# Advice For Claw Trimming



## Therm (Aug 2, 2015)

Hey all, 

my little lady Sunny has a toe that is a little deformed and means that it's turned sideways at the end so her toenail points sideways rather than straight forward. 

She gets around fine and doesn't have any problems but I'm aware of the fact that how she is able to grip the perch means she's going to have to have a regular trim as it is the outer nail that is pointing inwards and will affect her other toe if I'm not careful. 

The four week mark is coming up with the girls and I'm starting to think about the next steps. I think it's best to trim Sunny's claw before I let anyone meet anyone else. 
Ideally, I love the idea of a vet doing it, however, it's not practical for me to not learn when this is something Sunny is going to need doing very frequently throughout her life so I'm looking for any advice anyone might have about trimming. 

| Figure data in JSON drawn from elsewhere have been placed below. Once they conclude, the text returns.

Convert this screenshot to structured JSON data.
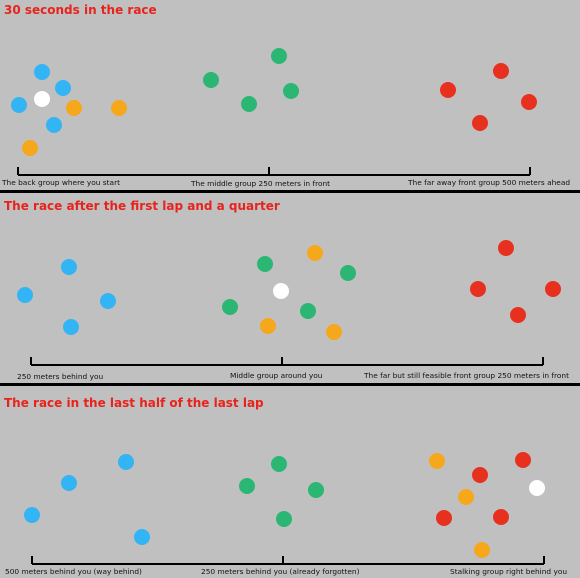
{
  "palette": {
    "background": "#c0c0c0",
    "title": "#e8231c",
    "blue": "#33b4f4",
    "green": "#2bb673",
    "orange": "#f6a81c",
    "red": "#e8301f",
    "white": "#ffffff"
  },
  "panels": [
    {
      "title": "30 seconds in the race",
      "labels": [
        "The back group where you start",
        "The middle group 250 meters in front",
        "The far away front group 500 meters ahead"
      ]
    },
    {
      "title": "The race after the first lap and a quarter",
      "labels": [
        "250 meters behind you",
        "Middle group around you",
        "The far but still feasible front group 250 meters in front"
      ]
    },
    {
      "title": "The race in the last half of the last lap",
      "labels": [
        "500 meters behind you (way behind)",
        "250 meters behind you (already forgotten)",
        "Stalking group right behind you"
      ]
    }
  ]
}
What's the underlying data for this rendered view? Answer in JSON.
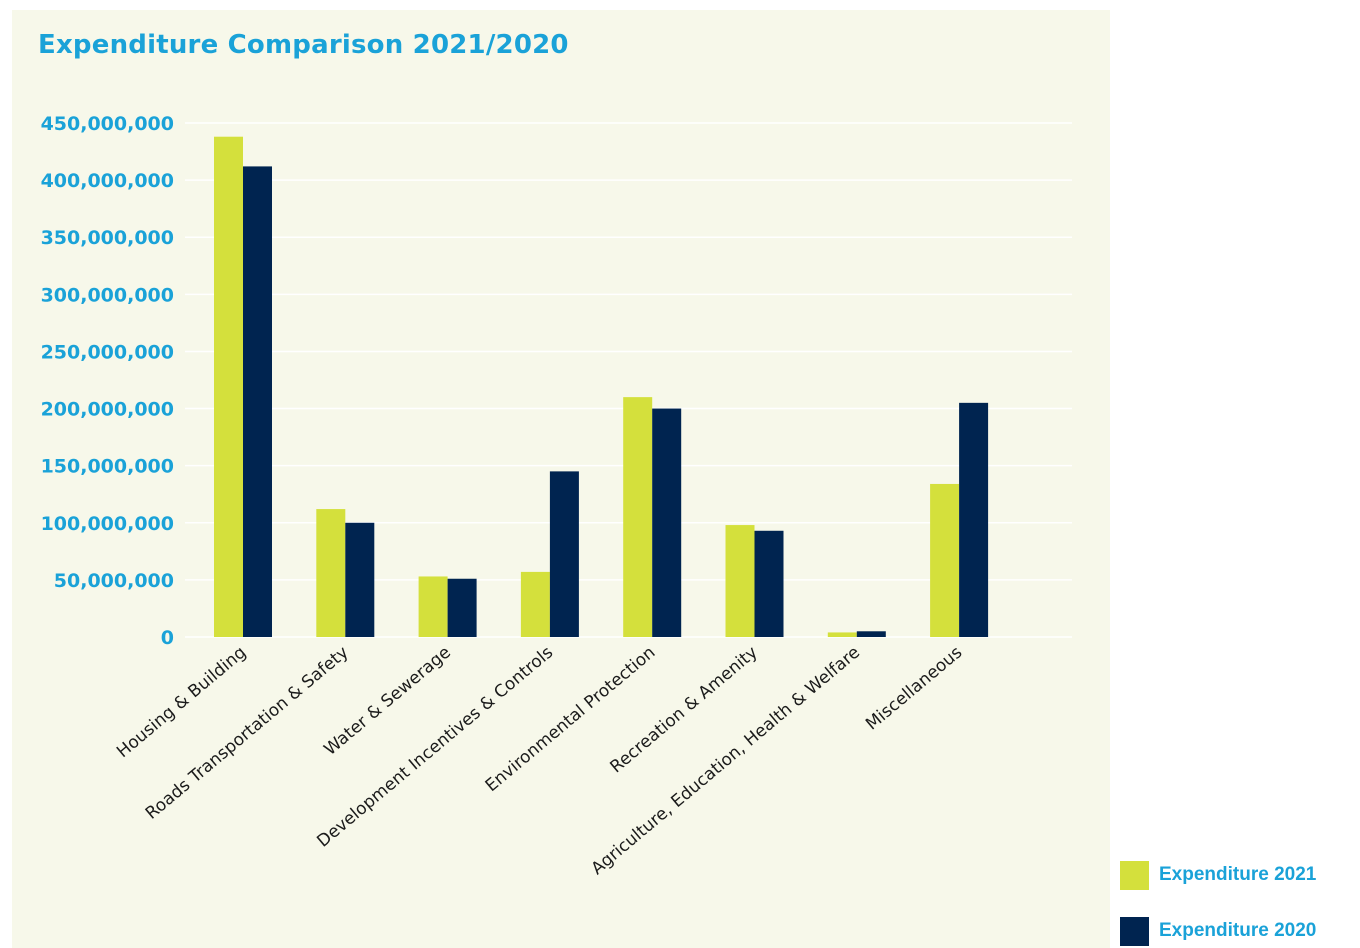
{
  "chart_data": {
    "type": "bar",
    "title": "Expenditure Comparison 2021/2020",
    "xlabel": "",
    "ylabel": "",
    "ylim": [
      0,
      450000000
    ],
    "ytick_values": [
      0,
      50000000,
      100000000,
      150000000,
      200000000,
      250000000,
      300000000,
      350000000,
      400000000,
      450000000
    ],
    "ytick_labels": [
      "0",
      "50,000,000",
      "100,000,000",
      "150,000,000",
      "200,000,000",
      "250,000,000",
      "300,000,000",
      "350,000,000",
      "400,000,000",
      "450,000,000"
    ],
    "grid": true,
    "legend_position": "bottom-right",
    "categories": [
      "Housing & Building",
      "Roads Transportation & Safety",
      "Water & Sewerage",
      "Development Incentives & Controls",
      "Environmental Protection",
      "Recreation & Amenity",
      "Agriculture, Education, Health & Welfare",
      "Miscellaneous"
    ],
    "series": [
      {
        "name": "Expenditure 2021",
        "color": "#d4e03c",
        "values": [
          438000000,
          112000000,
          53000000,
          57000000,
          210000000,
          98000000,
          4000000,
          134000000
        ]
      },
      {
        "name": "Expenditure 2020",
        "color": "#002450",
        "values": [
          412000000,
          100000000,
          51000000,
          145000000,
          200000000,
          93000000,
          5000000,
          205000000
        ]
      }
    ]
  }
}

I know that I shouldn't be very careful of the quick and would much rather be over cautious than cause my girl any pain by being too hasty. 

Thanks in advance.


----------



## MineOfBudgies (Apr 23, 2015)

I think it might be a good idea for a vet to show you how to do it so you can do it throughout her life. When in doubt, go to the vet.


----------



## StarlingWings (Mar 15, 2013)

I agree, I would take her to the vet and have him show you so there's no doubt


----------



## FaeryBee (May 9, 2011)

*Is Sunny used to being handled?
Are her toenails pink (see through) or grey (and hard to see through)?

Once you have the vet show you once, it's easy to do with a budgie that is willing to be held.

All you need is a pair of human finger nail clippers. 
You are much better off taking just a tiny bit at a time to ensure you don't nick the quick. 
Be sure to have styptic powder nearby when you do her nails "just in case".*


----------



## Therm (Aug 2, 2015)

Thanks guys. I'll give the vets a call tomorrow after work and make an appointment. 

Sadly, Sunny is not used to be handled. And she has little pink feet. 
I will absolutely air on the side of caution and do a little when it comes to me doing it.


----------